John Dryden (1631-1700) was an influential and innovative poet, critic, playwright, and translator.[1]

He began his career with poetry influenced by his love of Greek and Roman poetry, and established his profession in theater. Dryden had to stop writing plays for the stage with the outbreak of the plague in London in 1665, but continued to write prolifically. His works show his belief in divine providence, and his interest in fanciful adaptations of classic works (including those of Shakespeare and Milton) and political satire supporting King Charles II.

In the 1660s-70s, Dryden’s work became dominated by the heroic drama and critical essays. He fiercely praised the use of “dramatick” rhyme and language in his plays.[2] In 1680 he contracted with a bookseller, which marks a turning point in his career. Dryden translated Greek and Roman classics throughout the second half of his career.[3]

In 1685, Dryden converted to Catholicism, and his works evolved from his modern and secular tone to become dominated by religious devotion.[4] He wrote prolifically until his death in May 1700, publishing his 3 year project translating the whole works of Virgil in 1697, while he suffered from brain cancer.

Bibliographic Information

Author: John Dryden

Title: The Dramatick Works of John Dryden, Esq.: in Six Volumes

Published: London: Printed for J. and R. Tonson in the Strand, 1762-1763.

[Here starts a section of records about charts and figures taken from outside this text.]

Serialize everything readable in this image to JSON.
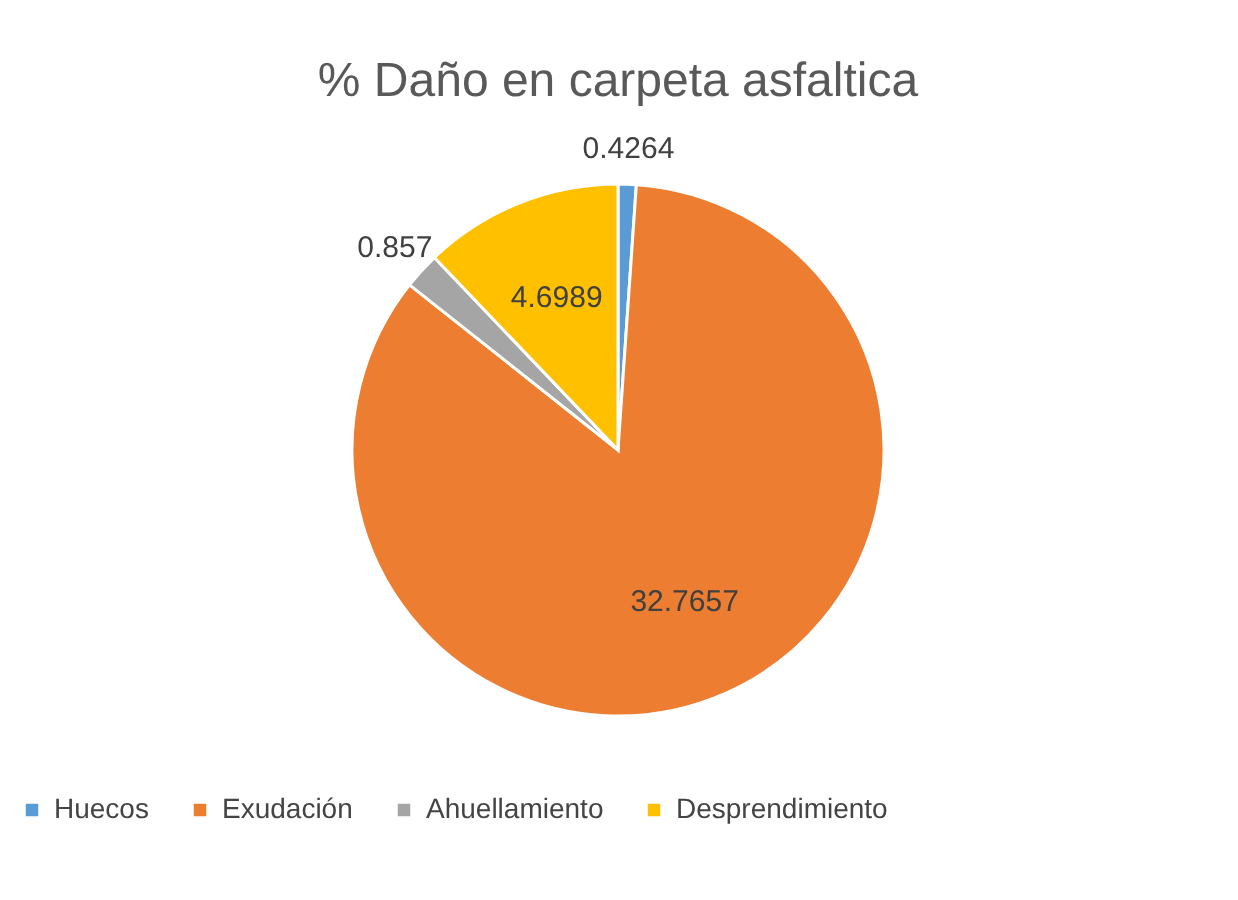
{
  "chart_data": {
    "type": "pie",
    "title": "% Daño en carpeta asfaltica",
    "categories": [
      "Huecos",
      "Exudación",
      "Ahuellamiento",
      "Desprendimiento"
    ],
    "values": [
      0.4264,
      32.7657,
      0.857,
      4.6989
    ],
    "colors": [
      "#5b9bd5",
      "#ed7d31",
      "#a5a5a5",
      "#ffc000"
    ],
    "data_labels": true,
    "legend": "bottom"
  }
}
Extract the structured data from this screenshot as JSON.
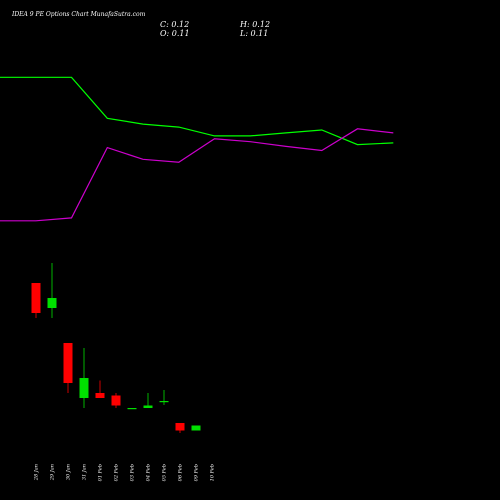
{
  "chart_title": "IDEA 9 PE Options  Chart MunafaSutra.com",
  "readout": {
    "close": "C: 0.12",
    "open": "O: 0.11",
    "high": "H: 0.12",
    "low": "L: 0.11"
  },
  "colors": {
    "background": "#000000",
    "up": "#00e000",
    "down": "#ff0000",
    "line_a": "#00ff00",
    "line_b": "#cc00cc",
    "text": "#ffffff"
  },
  "chart_data": [
    {
      "type": "line",
      "title": "",
      "series": [
        {
          "values": [
            0.35,
            0.35,
            0.35,
            0.28,
            0.27,
            0.265,
            0.25,
            0.25,
            0.255,
            0.26,
            0.235,
            0.238
          ]
        },
        {
          "values": [
            0.105,
            0.105,
            0.11,
            0.23,
            0.21,
            0.205,
            0.245,
            0.24,
            0.232,
            0.225,
            0.262,
            0.255
          ]
        }
      ],
      "ylim": [
        0.05,
        0.4
      ]
    },
    {
      "type": "candlestick",
      "title": "",
      "categories": [
        "28 Jan",
        "29 Jan",
        "30 Jan",
        "31 Jan",
        "01 Feb",
        "02 Feb",
        "03 Feb",
        "04 Feb",
        "05 Feb",
        "06 Feb",
        "09 Feb",
        "10 Feb"
      ],
      "candles": [
        {
          "date": "28 Jan",
          "open": 0.8,
          "high": 0.8,
          "low": 0.73,
          "close": 0.74
        },
        {
          "date": "29 Jan",
          "open": 0.75,
          "high": 0.84,
          "low": 0.73,
          "close": 0.77
        },
        {
          "date": "30 Jan",
          "open": 0.68,
          "high": 0.68,
          "low": 0.58,
          "close": 0.6
        },
        {
          "date": "31 Jan",
          "open": 0.57,
          "high": 0.67,
          "low": 0.55,
          "close": 0.61
        },
        {
          "date": "01 Feb",
          "open": 0.58,
          "high": 0.605,
          "low": 0.57,
          "close": 0.57
        },
        {
          "date": "02 Feb",
          "open": 0.575,
          "high": 0.58,
          "low": 0.55,
          "close": 0.555
        },
        {
          "date": "03 Feb",
          "open": 0.55,
          "high": 0.55,
          "low": 0.55,
          "close": 0.55
        },
        {
          "date": "04 Feb",
          "open": 0.55,
          "high": 0.58,
          "low": 0.55,
          "close": 0.555
        },
        {
          "date": "05 Feb",
          "open": 0.562,
          "high": 0.586,
          "low": 0.556,
          "close": 0.564
        },
        {
          "date": "06 Feb",
          "open": 0.52,
          "high": 0.52,
          "low": 0.5,
          "close": 0.505
        },
        {
          "date": "09 Feb",
          "open": 0.505,
          "high": 0.515,
          "low": 0.505,
          "close": 0.515
        }
      ],
      "ylim": [
        0.45,
        0.9
      ]
    }
  ]
}
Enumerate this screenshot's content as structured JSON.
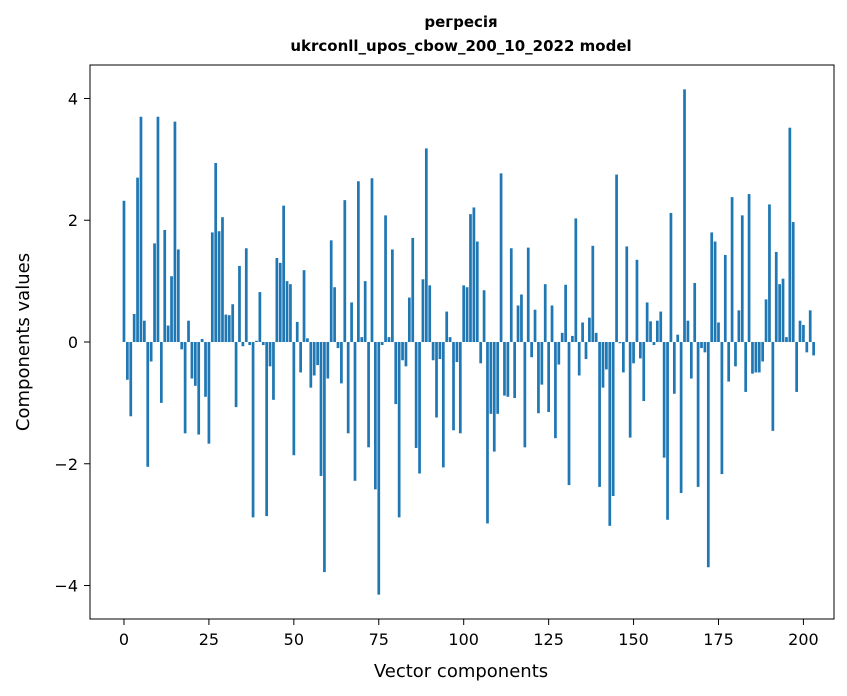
{
  "chart_data": {
    "type": "bar",
    "title": "регресія",
    "subtitle": "ukrconll_upos_cbow_200_10_2022 model",
    "xlabel": "Vector components",
    "ylabel": "Components values",
    "xlim": [
      -10,
      209
    ],
    "ylim": [
      -4.55,
      4.55
    ],
    "xticks": [
      0,
      25,
      50,
      75,
      100,
      125,
      150,
      175,
      200
    ],
    "yticks": [
      -4,
      -2,
      0,
      2,
      4
    ],
    "ytick_labels": [
      "−4",
      "−2",
      "0",
      "2",
      "4"
    ],
    "grid": false,
    "legend": "none",
    "bar_color": "#1f77b4",
    "values": [
      2.32,
      -0.62,
      -1.22,
      0.46,
      2.7,
      3.7,
      0.35,
      -2.05,
      -0.32,
      1.62,
      3.7,
      -1.0,
      1.84,
      0.27,
      1.08,
      3.62,
      1.52,
      -0.12,
      -1.5,
      0.35,
      -0.6,
      -0.72,
      -1.52,
      0.05,
      -0.9,
      -1.67,
      1.8,
      2.94,
      1.82,
      2.05,
      0.45,
      0.44,
      0.62,
      -1.07,
      1.25,
      -0.07,
      1.54,
      -0.05,
      -2.88,
      0.02,
      0.82,
      -0.05,
      -2.86,
      -0.4,
      -0.95,
      1.38,
      1.3,
      2.24,
      1.0,
      0.95,
      -1.86,
      0.33,
      -0.5,
      1.18,
      0.06,
      -0.75,
      -0.55,
      -0.38,
      -2.2,
      -3.78,
      -0.6,
      1.67,
      0.9,
      -0.1,
      -0.68,
      2.33,
      -1.5,
      0.65,
      -2.28,
      2.64,
      0.08,
      1.0,
      -1.73,
      2.69,
      -2.42,
      -4.15,
      -0.05,
      2.08,
      0.08,
      1.52,
      -1.02,
      -2.88,
      -0.3,
      -0.4,
      0.73,
      1.71,
      -1.74,
      -2.16,
      1.03,
      3.18,
      0.93,
      -0.3,
      -1.24,
      -0.28,
      -2.06,
      0.5,
      0.08,
      -1.45,
      -0.33,
      -1.5,
      0.93,
      0.9,
      2.1,
      2.21,
      1.65,
      -0.35,
      0.85,
      -2.98,
      -1.18,
      -1.8,
      -1.18,
      2.77,
      -0.88,
      -0.9,
      1.54,
      -0.92,
      0.6,
      0.78,
      -1.73,
      1.55,
      -0.25,
      0.53,
      -1.17,
      -0.7,
      0.95,
      -1.15,
      0.6,
      -1.58,
      -0.37,
      0.15,
      0.94,
      -2.35,
      0.1,
      2.03,
      -0.55,
      0.32,
      -0.28,
      0.4,
      1.58,
      0.15,
      -2.38,
      -0.75,
      -0.45,
      -3.02,
      -2.53,
      2.75,
      -0.02,
      -0.5,
      1.57,
      -1.57,
      -0.35,
      1.35,
      -0.27,
      -0.97,
      0.65,
      0.34,
      -0.05,
      0.35,
      0.5,
      -1.9,
      -2.92,
      2.12,
      -0.85,
      0.12,
      -2.48,
      4.15,
      0.35,
      -0.6,
      0.97,
      -2.38,
      -0.1,
      -0.17,
      -3.7,
      1.8,
      1.65,
      0.32,
      -2.17,
      1.43,
      -0.65,
      2.38,
      -0.4,
      0.52,
      2.08,
      -0.82,
      2.43,
      -0.52,
      -0.5,
      -0.5,
      -0.32,
      0.7,
      2.26,
      -1.46,
      1.48,
      0.95,
      1.04,
      0.08,
      3.52,
      1.97,
      -0.82,
      0.35,
      0.28,
      -0.17,
      0.52,
      -0.22
    ]
  }
}
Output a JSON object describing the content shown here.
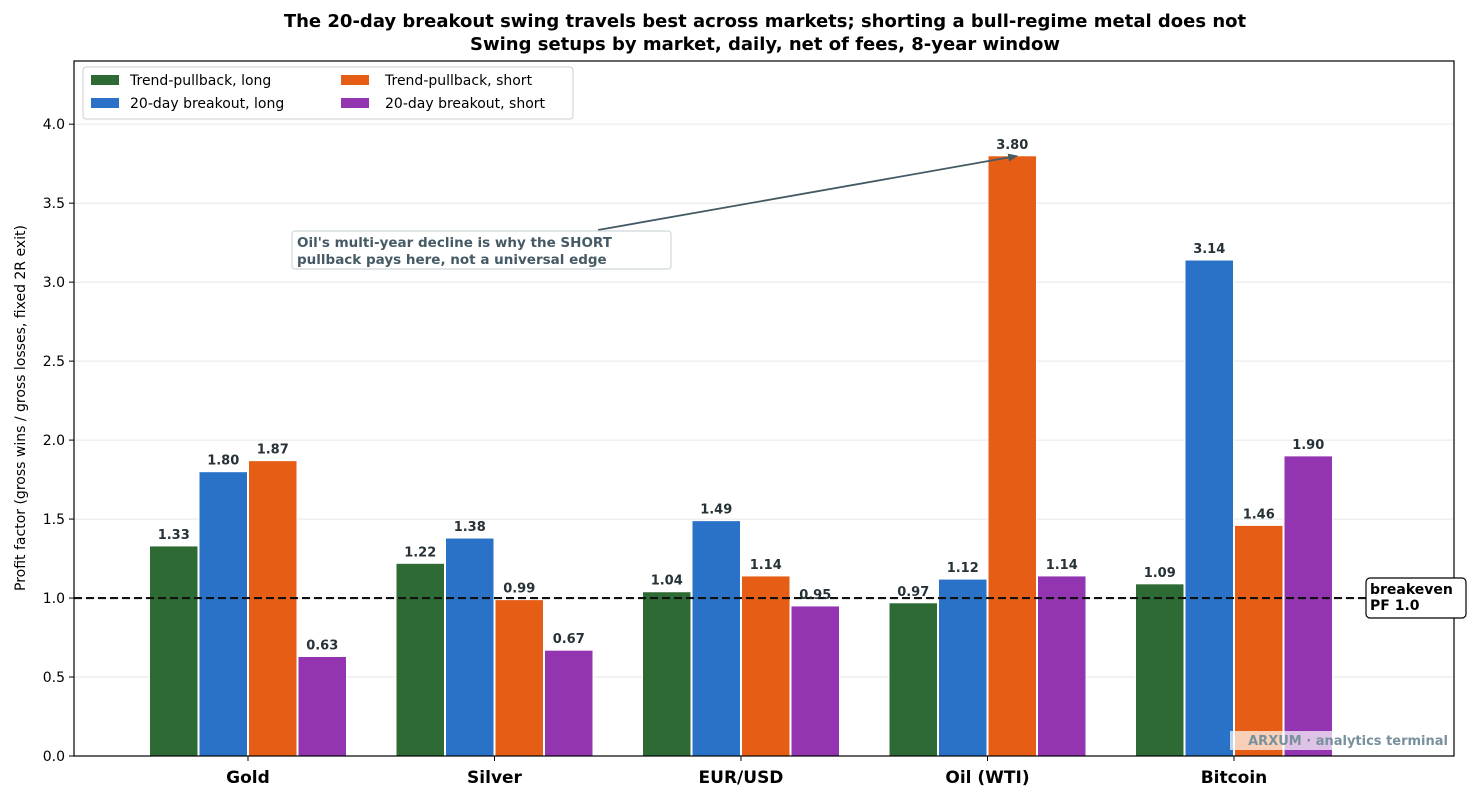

Evidence for Inclusion in Wythe's Library

Description of the Wolf Law Library's copy

Bound in 1/2 brown calf with marbled boards and endpapers, spines have raised bands with 2 dark brown labels lettered in gilt. Gilt decoration on the remainder of the spine and all edges gilt. Purchased from Gibson Galleries.


  1. Paul Hammond, [ “Dryden, John (1631–1700)”], Oxford Dictionary of National Biography(Oxford University Press, 2004), accessed September 24, 2013. Unless otherwise noted, all biographical details are from this source.
  2. Samuel Johnson “The Life of Dryden," Lives of the English Poets, ed. G.B.Hill (Clarendon Press, 1905), as transcribed by Jack Lynch.
  3. Tina Skouen, “The Vocal Wit of John Dryden,” Rhetorica: A Journal of the History of Rhetoric, 24, No. 4 (University of California Press, 2006), p. 373.
  4. Felicity Rosslyn, "Dryden: Poet or Translator?" Translation & Literature 10, no. 1: 21 (Academic Search Complete, 2001), pp. 24-25.